WORLD’S LARGEST PRODUCER OF HEALTHCARE PRODUCTS
Court documents unsealed during the Johnson & Johnson (J&J) talcum powder litigation reveal that the company funded a 1971 study in which Pennsylvania prisoners, most of them African American, were “injected subcutaneously with asbestos.”
Knowledge of the experiments has been public for some time, but J&J’s involvement has only just been recognised, according to Bloomberg.
This news comes after unsealed documents were released in recent J&J lawsuits, which found the company knew for decades that asbestos “lurked in some of its baby powder” products.
According to the U.S. Food and Drug Administration (FDA), the questions surrounding asbestos-contaminated talcum powder “have been raised since the 1970s.” From 1972 to 1975, J&J failed to inform the FDA that at least three tests of their baby powder came back showing “rather high” levels of asbestos.
The company said it “deeply regrets the conditions under which these studies were conducted.” Also adding, “at the time of these studies, nearly 50 years ago, testing of this nature among this cohort set was widely accepted, including by prominent researchers, leading public companies, and the U.S. government itself,” J&J told Fierce Pharma.
PRISON EXPERIMENTS
Funded by entities like Dow Chemical, J&J and the U.S. government, hundreds of prisoners were experimented on by University of Pennsylvania dermatologist Albert Klingman.

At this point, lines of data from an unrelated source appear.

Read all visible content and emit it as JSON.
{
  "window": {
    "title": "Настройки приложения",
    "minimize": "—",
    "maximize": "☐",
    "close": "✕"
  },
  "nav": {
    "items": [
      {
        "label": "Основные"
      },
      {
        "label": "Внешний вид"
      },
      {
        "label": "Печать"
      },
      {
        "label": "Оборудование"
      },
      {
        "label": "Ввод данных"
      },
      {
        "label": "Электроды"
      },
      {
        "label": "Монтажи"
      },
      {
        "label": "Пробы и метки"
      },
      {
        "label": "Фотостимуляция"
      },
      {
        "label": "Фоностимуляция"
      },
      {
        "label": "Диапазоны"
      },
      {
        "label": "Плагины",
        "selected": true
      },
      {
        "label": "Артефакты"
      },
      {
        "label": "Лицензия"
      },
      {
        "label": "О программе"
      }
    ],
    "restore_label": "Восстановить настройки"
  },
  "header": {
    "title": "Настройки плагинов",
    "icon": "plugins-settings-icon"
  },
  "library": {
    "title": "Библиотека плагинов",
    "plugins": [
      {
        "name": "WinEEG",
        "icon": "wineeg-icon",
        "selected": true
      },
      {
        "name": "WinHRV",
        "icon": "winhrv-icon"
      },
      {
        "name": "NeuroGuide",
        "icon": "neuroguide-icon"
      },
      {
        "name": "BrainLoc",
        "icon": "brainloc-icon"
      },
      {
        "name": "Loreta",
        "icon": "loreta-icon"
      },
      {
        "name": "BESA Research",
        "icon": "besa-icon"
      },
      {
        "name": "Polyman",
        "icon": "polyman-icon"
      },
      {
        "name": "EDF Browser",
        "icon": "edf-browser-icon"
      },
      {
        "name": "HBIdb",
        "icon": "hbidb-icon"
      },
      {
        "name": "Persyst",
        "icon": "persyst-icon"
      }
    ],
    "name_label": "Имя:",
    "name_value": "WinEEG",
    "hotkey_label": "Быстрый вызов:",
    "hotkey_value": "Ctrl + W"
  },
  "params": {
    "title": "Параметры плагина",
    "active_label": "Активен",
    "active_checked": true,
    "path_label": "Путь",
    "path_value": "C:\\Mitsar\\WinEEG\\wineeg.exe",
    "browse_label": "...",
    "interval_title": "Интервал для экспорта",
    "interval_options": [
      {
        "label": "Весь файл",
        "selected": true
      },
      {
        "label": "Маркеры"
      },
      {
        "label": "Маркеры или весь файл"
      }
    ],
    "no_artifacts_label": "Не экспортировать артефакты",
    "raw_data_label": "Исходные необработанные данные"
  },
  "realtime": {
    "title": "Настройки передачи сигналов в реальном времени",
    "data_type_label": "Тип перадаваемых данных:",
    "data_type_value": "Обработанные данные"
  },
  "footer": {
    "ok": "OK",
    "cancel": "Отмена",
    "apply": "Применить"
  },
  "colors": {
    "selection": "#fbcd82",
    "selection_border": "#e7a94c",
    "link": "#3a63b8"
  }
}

Participants were paid anywhere from $10 to $300 to take part in the experiments, said Allen Hornblum, an ex-prison social worker turned journalist.
Knowledge of these experiments became public in 1998, after Mr Hornblum released his book “Acres of Skin,” exposing many experiments conducted over the course of two decades – without formal consent.

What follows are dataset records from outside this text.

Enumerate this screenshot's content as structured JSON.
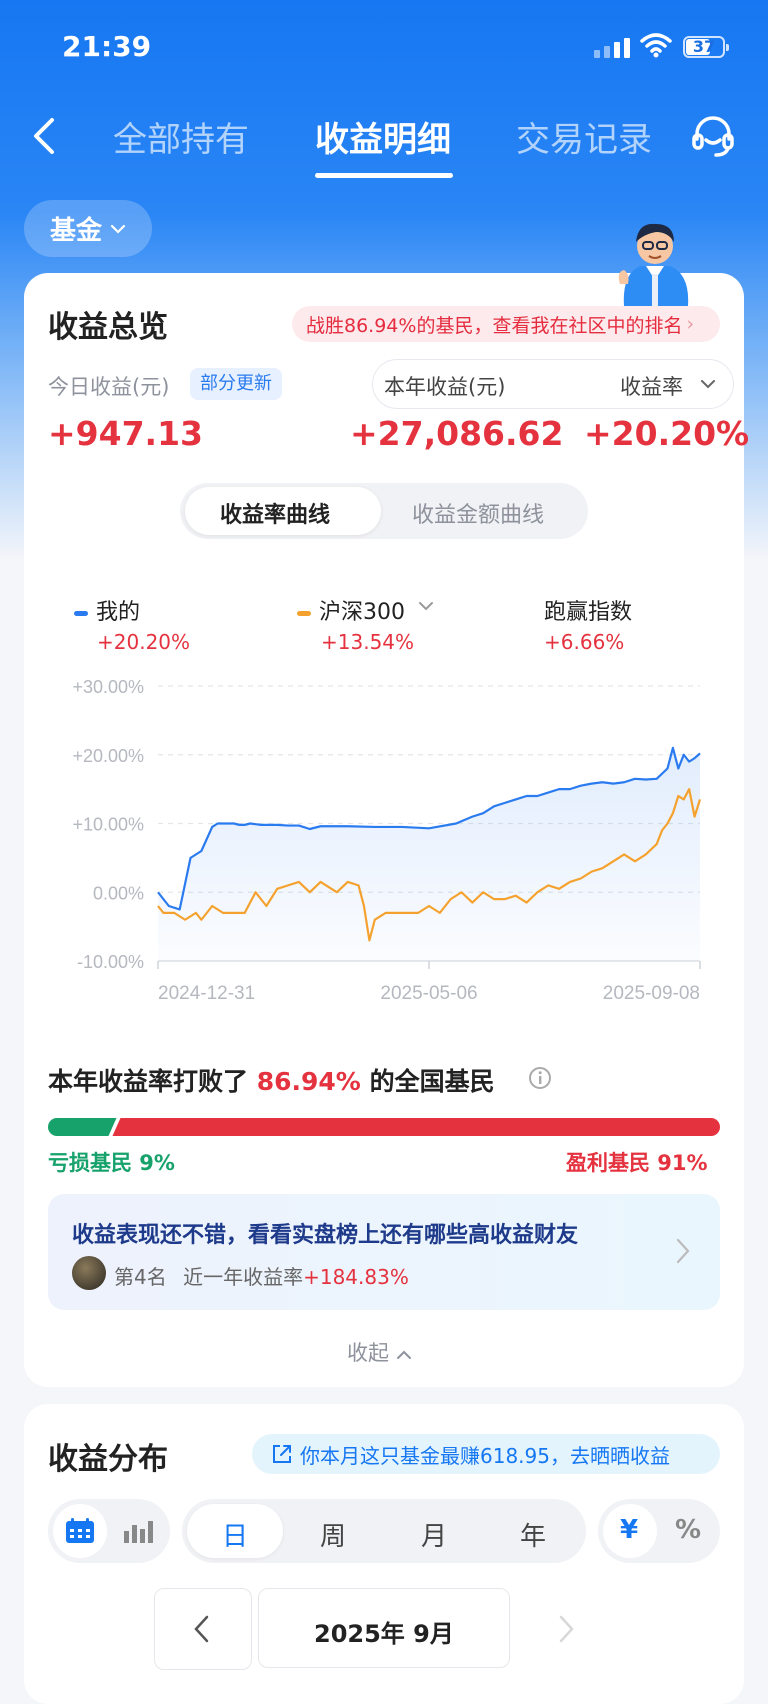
{
  "status_bar": {
    "time": "21:39",
    "battery": "37"
  },
  "nav": {
    "tabs": [
      "全部持有",
      "收益明细",
      "交易记录"
    ],
    "active_tab": "收益明细",
    "back_icon": "chevron-left-icon",
    "service_icon": "headset-icon"
  },
  "filter": {
    "label": "基金"
  },
  "overview": {
    "title": "收益总览",
    "rank_banner": "战胜86.94%的基民，查看我在社区中的排名",
    "today_label": "今日收益(元)",
    "today_badge": "部分更新",
    "today_value": "+947.13",
    "year_selector": "本年收益(元)",
    "rate_selector": "收益率",
    "year_value": "+27,086.62",
    "rate_value": "+20.20%"
  },
  "chart_toggle": {
    "options": [
      "收益率曲线",
      "收益金额曲线"
    ],
    "active": "收益率曲线"
  },
  "legend": {
    "mine_label": "我的",
    "mine_value": "+20.20%",
    "index_label": "沪深300",
    "index_value": "+13.54%",
    "beat_label": "跑赢指数",
    "beat_value": "+6.66%"
  },
  "chart_data": {
    "type": "line",
    "y_ticks": [
      "+30.00%",
      "+20.00%",
      "+10.00%",
      "0.00%",
      "-10.00%"
    ],
    "x_tick_labels": [
      "2024-12-31",
      "2025-05-06",
      "2025-09-08"
    ],
    "ylim": [
      -10,
      30
    ],
    "series": [
      {
        "name": "我的",
        "color": "#2a7bf0",
        "x": [
          0,
          2,
          4,
          6,
          8,
          10,
          11,
          12,
          13,
          14,
          15,
          16,
          17,
          18,
          19,
          20,
          22,
          24,
          26,
          28,
          30,
          35,
          40,
          45,
          50,
          55,
          58,
          60,
          62,
          64,
          66,
          68,
          70,
          72,
          74,
          76,
          78,
          80,
          82,
          84,
          86,
          88,
          90,
          92,
          94,
          95,
          96,
          97,
          98,
          99,
          100
        ],
        "values": [
          0,
          -2,
          -2.5,
          5,
          6,
          9.5,
          10,
          10,
          10,
          10,
          9.8,
          9.8,
          10,
          9.9,
          9.8,
          9.8,
          9.8,
          9.7,
          9.7,
          9.2,
          9.6,
          9.6,
          9.5,
          9.5,
          9.3,
          10,
          11,
          11.5,
          12.5,
          13,
          13.5,
          14,
          14,
          14.5,
          15,
          15,
          15.5,
          15.8,
          16,
          15.8,
          16,
          16.5,
          16.4,
          16.5,
          18,
          21,
          18,
          20,
          19,
          19.5,
          20.2
        ]
      },
      {
        "name": "沪深300",
        "color": "#f5a12e",
        "x": [
          0,
          1,
          3,
          5,
          7,
          8,
          10,
          12,
          14,
          16,
          18,
          20,
          22,
          24,
          26,
          28,
          30,
          33,
          35,
          37,
          38,
          39,
          40,
          42,
          45,
          48,
          50,
          52,
          54,
          56,
          58,
          60,
          62,
          64,
          66,
          68,
          70,
          72,
          74,
          76,
          78,
          80,
          82,
          84,
          86,
          88,
          90,
          92,
          93,
          94,
          95,
          96,
          97,
          98,
          99,
          100
        ],
        "values": [
          -2,
          -3,
          -3,
          -4,
          -3,
          -4,
          -2,
          -3,
          -3,
          -3,
          0,
          -2,
          0.5,
          1,
          1.5,
          0,
          1.5,
          0,
          1.5,
          1,
          -2,
          -7,
          -4,
          -3,
          -3,
          -3,
          -2,
          -3,
          -1,
          0,
          -1.5,
          0,
          -1,
          -1,
          -0.5,
          -1.5,
          0,
          1,
          0.5,
          1.5,
          2,
          3,
          3.5,
          4.5,
          5.5,
          4.5,
          5.5,
          7,
          9,
          10,
          11.5,
          14,
          13.5,
          15,
          11,
          13.5
        ]
      }
    ]
  },
  "beat_section": {
    "prefix": "本年收益率打败了",
    "percent": "86.94%",
    "suffix": "的全国基民",
    "loss_label": "亏损基民 9%",
    "profit_label": "盈利基民 91%",
    "loss_share": 0.09,
    "loss_color": "#17a26b",
    "profit_color": "#e5323f"
  },
  "promo": {
    "title": "收益表现还不错，看看实盘榜上还有哪些高收益财友",
    "rank": "第4名",
    "desc": "近一年收益率",
    "value": "+184.83%"
  },
  "collapse_label": "收起",
  "distribution": {
    "title": "收益分布",
    "promo_text": "你本月这只基金最赚618.95，去晒晒收益",
    "periods": [
      "日",
      "周",
      "月",
      "年"
    ],
    "active_period": "日",
    "units": [
      "¥",
      "%"
    ],
    "active_unit": "¥",
    "month": "2025年 9月"
  },
  "colors": {
    "brand_blue": "#1677f2",
    "up_red": "#e5323f",
    "down_green": "#17a26b"
  }
}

Prisoners “receive[d] injections of talcum and of both types of asbestos in their lower backs to study skin reactions,” wrote the BMJ. Researchers found that the chrysotile or white form of asbestos, the most commonly encountered type of asbestos, had the “biggest effect” on inmates’ skin after injection.
Further studies were conducted comparing the effects of talc (baby powder) to asbestos on human skin, as talc is typically found and mined near naturally occurring asbestos deposits. This makes the production of talc-based baby powder a risky endeavour.
ASBESTOS BABY POWDER
In May of 2020, J&J announced it was pulling all its talc-based baby powder from shelves in the United States and Canada after thousands of lawsuits were filed alleging their product caused cancer. The majority of the over 40,000 still pending claimants are women.
Christina Prudencio, a 35-year old California based teacher, who showed her lifelong J&J baby powder exposure resulted in asbestos-linked terminal cancer, was awarded $26.4 million in 2021.
Dallas Business Journal reported in 2021 that a jury also awarded a 71-year-old woman $40 million “agreeing that Johnson and Johnson Baby Powder caused pleural mesothelioma.”
Since lawsuits began in 2013, J&J has paid a whopping $3.5 billion to cover settlements over their baby powder suits, $2.1 billion of which was awarded to 22 Missouri women by the U.S. Supreme Court in 2021. LTL Management LLC, the Johnson & Johnson subsidiary responsible for J&J’s baby powder products, filed for bankruptcy the same year.